Using big data in this way, to manage risks in the ramp-up phase and ensure the fastest route to optimized production, means that analytics software backing will play an important role in establishing PV manufacturing in new regions. And equipment suppliers already note a slight regional nuances in how manufacturers are making use of the insights from data.

“Established manufacturers in Asia are tending toward higher degrees of automation to eliminate human influences on process performance. But they know how to ramp up very quickly, they have standard operating procedures for this based on automated inspection data” said Thieme. “Customers in other regions are using big process data more to catch up quickly and safely to gigawatt-scale production at high quality and efficiency levels.”

Growing variation

As PV technology continues to evolve, manufacturers are preparing for increased variation in the products they’ll need to offer – whether that means multiple cell technologies or modules in different shapes and sizes for particular applications. And this requires the regular switching of processes, materials, recipes and other parameters, with a seamless ramp up.

Without a centralized system to manage these changes, switching lines to a new product could mean an operator has to upload new settings manually to each individual tool – both time intensive and leaving room for errors or inconsistency in the settings. And while the switch might still need components and materials going through the line to be physically changed by operators, all of the process parameters can be switched instantly to settings already optimized for a specific product, reducing the need for a more cautious ramp up or optimization cycle to weed out any issues.

For new and emerging cell technologies as well, many of the processes being used to reach higher efficiencies are becoming more complex, with more potential pitfalls. With artificial intelligence (AI) and machine learning to track these, and more data available to dive deep into process details, new processes and research and development cycles can also be shortened.

While AI tools can save a lot of time in manufacturing, it can ultimately only be as smart as the training and tools it is based on. And this is where suppliers of inspection or flashing equipment are able to leverage their experience in analyzing images and spotting quality issues.

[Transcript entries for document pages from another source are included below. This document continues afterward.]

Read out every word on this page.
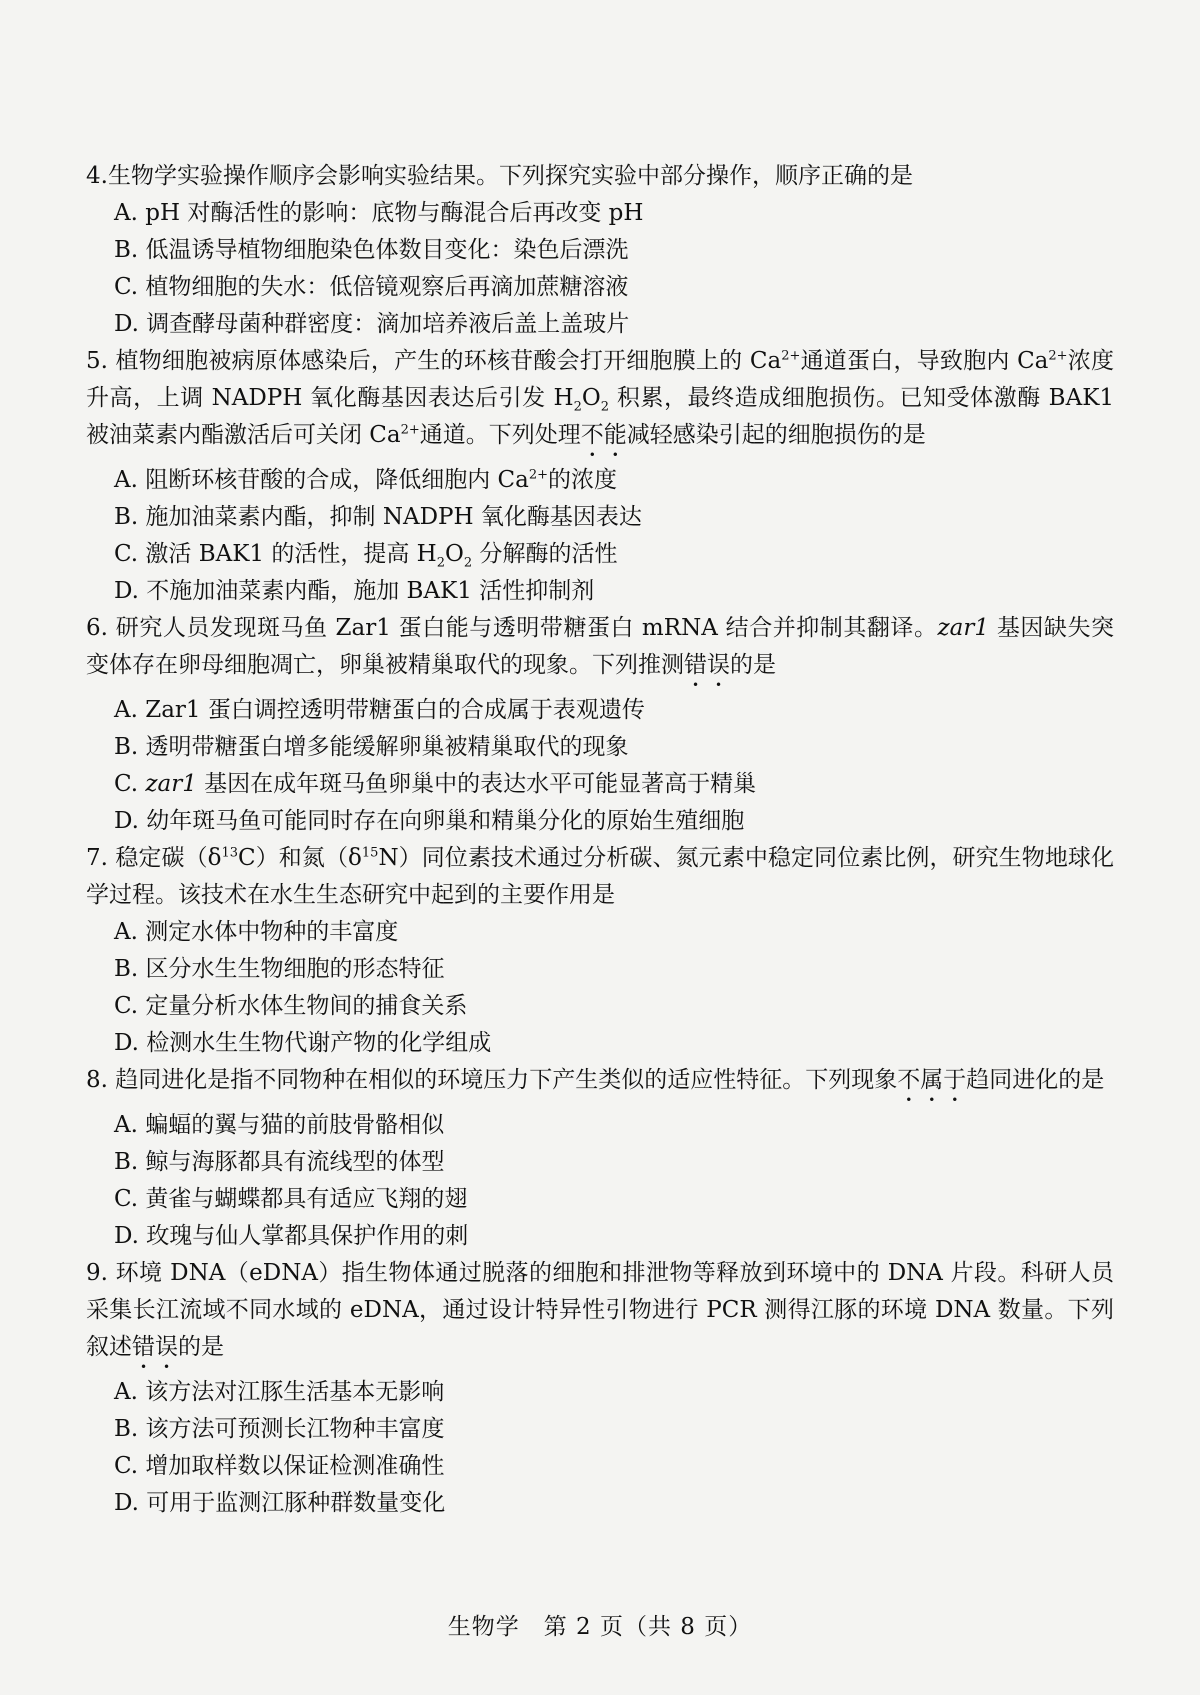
4.生物学实验操作顺序会影响实验结果。下列探究实验中部分操作，顺序正确的是

A. pH 对酶活性的影响：底物与酶混合后再改变 pH

B. 低温诱导植物细胞染色体数目变化：染色后漂洗

C. 植物细胞的失水：低倍镜观察后再滴加蔗糖溶液

D. 调查酵母菌种群密度：滴加培养液后盖上盖玻片

5. 植物细胞被病原体感染后，产生的环核苷酸会打开细胞膜上的 $Ca^{2+}$通道蛋白，导致胞内 $Ca^{2+}$浓度升高，上调 NADPH 氧化酶基因表达后引发 $H_2O_2$ 积累，最终造成细胞损伤。已知受体激酶 BAK1 被油菜素内酯激活后可关闭 $Ca^{2+}$通道。下列处理不能减轻感染引起的细胞损伤的是

A. 阻断环核苷酸的合成，降低细胞内 $Ca^{2+}$的浓度

B. 施加油菜素内酯，抑制 NADPH 氧化酶基因表达

C. 激活 BAK1 的活性，提高 $H_2O_2$ 分解酶的活性

D. 不施加油菜素内酯，施加 BAK1 活性抑制剂

6. 研究人员发现斑马鱼 Zar1 蛋白能与透明带糖蛋白 mRNA 结合并抑制其翻译。zar1 基因缺失突变体存在卵母细胞凋亡，卵巢被精巢取代的现象。下列推测错误的是

A. Zar1 蛋白调控透明带糖蛋白的合成属于表观遗传

B. 透明带糖蛋白增多能缓解卵巢被精巢取代的现象

C. zar1 基因在成年斑马鱼卵巢中的表达水平可能显著高于精巢

D. 幼年斑马鱼可能同时存在向卵巢和精巢分化的原始生殖细胞

7. 稳定碳$(\delta^{13}C)$和氮$(\delta^{15}N)$同位素技术通过分析碳、氮元素中稳定同位素比例，研究生物地球化学过程。该技术在水生生态研究中起到的主要作用是

A. 测定水体中物种的丰富度

B. 区分水生生物细胞的形态特征

C. 定量分析水体生物间的捕食关系

D. 检测水生生物代谢产物的化学组成

8. 趋同进化是指不同物种在相似的环境压力下产生类似的适应性特征。下列现象不属于趋同进化的是

A. 蝙蝠的翼与猫的前肢骨骼相似

B. 鲸与海豚都具有流线型的体型

C. 黄雀与蝴蝶都具有适应飞翔的翅

D. 玫瑰与仙人掌都具保护作用的刺

9. 环境 DNA（eDNA）指生物体通过脱落的细胞和排泄物等释放到环境中的 DNA 片段。科研人员采集长江流域不同水域的 eDNA，通过设计特异性引物进行 PCR 测得江豚的环境 DNA 数量。下列叙述错误的是

A. 该方法对江豚生活基本无影响

B. 该方法可预测长江物种丰富度

C. 增加取样数以保证检测准确性

D. 可用于监测江豚种群数量变化

生物学　第 2 页（共 8 页）
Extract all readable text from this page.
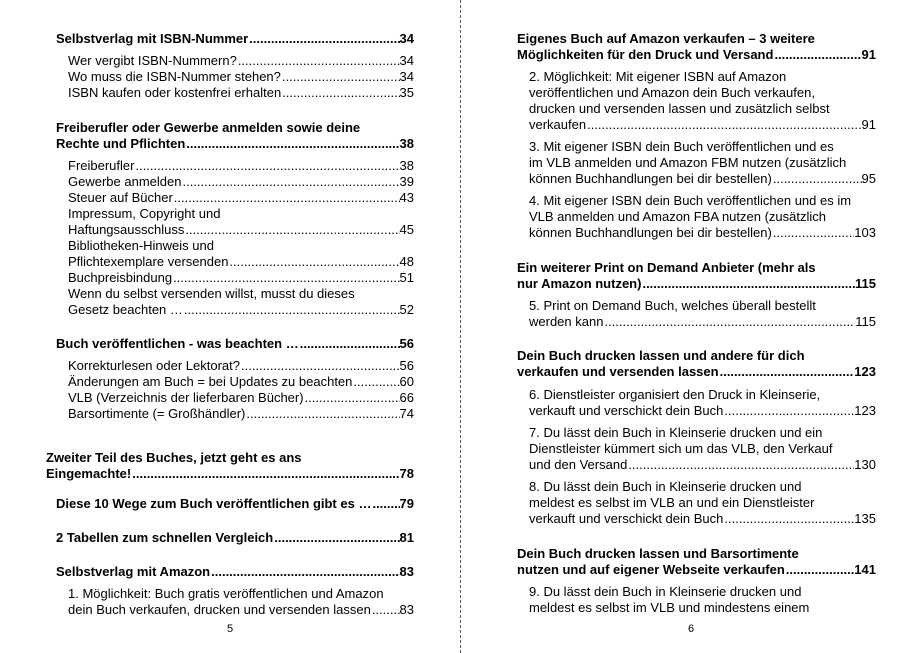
Selbstverlag mit ISBN-Nummer .....	34
Wer vergibt ISBN-Nummern? .....	34
Wo muss die ISBN-Nummer stehen? .....	34
ISBN kaufen oder kostenfrei erhalten .....	35
Freiberufler oder Gewerbe anmelden sowie deine
Rechte und Pflichten .....	38
Freiberufler .....	38
Gewerbe anmelden .....	39
Steuer auf Bücher .....	43
Impressum, Copyright und
Haftungsausschluss .....	45
Bibliotheken-Hinweis und
Pflichtexemplare versenden .....	48
Buchpreisbindung .....	51
Wenn du selbst versenden willst, musst du dieses
Gesetz beachten … .....	52
Buch veröffentlichen - was beachten … .....	56
Korrekturlesen oder Lektorat? .....	56
Änderungen am Buch = bei Updates zu beachten .....	60
VLB (Verzeichnis der lieferbaren Bücher) .....	66
Barsortimente (= Großhändler) .....	74
Zweiter Teil des Buches, jetzt geht es ans
Eingemachte! .....	78
Diese 10 Wege zum Buch veröffentlichen gibt es … ..... 79
2 Tabellen zum schnellen Vergleich .....	81
Selbstverlag mit Amazon .....	83
1. Möglichkeit: Buch gratis veröffentlichen und Amazon
dein Buch verkaufen, drucken und versenden lassen ..... 83
5
Eigenes Buch auf Amazon verkaufen – 3 weitere
Möglichkeiten für den Druck und Versand .....	91
2. Möglichkeit: Mit eigener ISBN auf Amazon
veröffentlichen und Amazon dein Buch verkaufen,
drucken und versenden lassen und zusätzlich selbst
verkaufen .....	91
3. Mit eigener ISBN dein Buch veröffentlichen und es
im VLB anmelden und Amazon FBM nutzen (zusätzlich
können Buchhandlungen bei dir bestellen) .....	95
4. Mit eigener ISBN dein Buch veröffentlichen und es im
VLB anmelden und Amazon FBA nutzen (zusätzlich
können Buchhandlungen bei dir bestellen) .....	103
Ein weiterer Print on Demand Anbieter (mehr als
nur Amazon nutzen) .....	115
5. Print on Demand Buch, welches überall bestellt
werden kann .....	115
Dein Buch drucken lassen und andere für dich
verkaufen und versenden lassen .....	123
6. Dienstleister organisiert den Druck in Kleinserie,
verkauft und verschickt dein Buch .....	123
7. Du lässt dein Buch in Kleinserie drucken und ein
Dienstleister kümmert sich um das VLB, den Verkauf
und den Versand .....	130
8. Du lässt dein Buch in Kleinserie drucken und
meldest es selbst im VLB an und ein Dienstleister
verkauft und verschickt dein Buch .....	135
Dein Buch drucken lassen und Barsortimente
nutzen und auf eigener Webseite verkaufen .....	141
9. Du lässt dein Buch in Kleinserie drucken und
meldest es selbst im VLB und mindestens einem
6
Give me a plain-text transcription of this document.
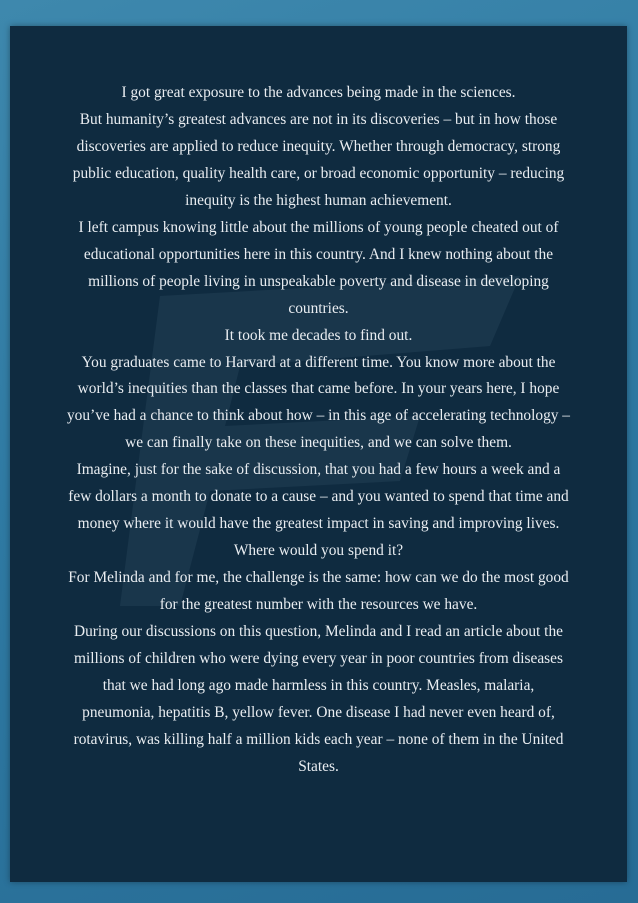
I got great exposure to the advances being made in the sciences.
But humanity’s greatest advances are not in its discoveries – but in how those
discoveries are applied to reduce inequity. Whether through democracy, strong
public education, quality health care, or broad economic opportunity – reducing
inequity is the highest human achievement.
I left campus knowing little about the millions of young people cheated out of
educational opportunities here in this country. And I knew nothing about the
millions of people living in unspeakable poverty and disease in developing
countries.
It took me decades to find out.
You graduates came to Harvard at a different time. You know more about the
world’s inequities than the classes that came before. In your years here, I hope
you’ve had a chance to think about how – in this age of accelerating technology –
we can finally take on these inequities, and we can solve them.
Imagine, just for the sake of discussion, that you had a few hours a week and a
few dollars a month to donate to a cause – and you wanted to spend that time and
money where it would have the greatest impact in saving and improving lives.
Where would you spend it?
For Melinda and for me, the challenge is the same: how can we do the most good
for the greatest number with the resources we have.
During our discussions on this question, Melinda and I read an article about the
millions of children who were dying every year in poor countries from diseases
that we had long ago made harmless in this country. Measles, malaria,
pneumonia, hepatitis B, yellow fever. One disease I had never even heard of,
rotavirus, was killing half a million kids each year – none of them in the United
States.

This information is still at the core of the solution, and provides the high level data to guide operators to the best places to do a deeper dive.

“We have a lot of systems installed, we have a high degree of technology and process experience, which is incorporated in our system software,” said Thieme. “Knowing how to process an image and extract the relevant data for comparison is valued by our customers, and something they can use to achieve their individual objectives.”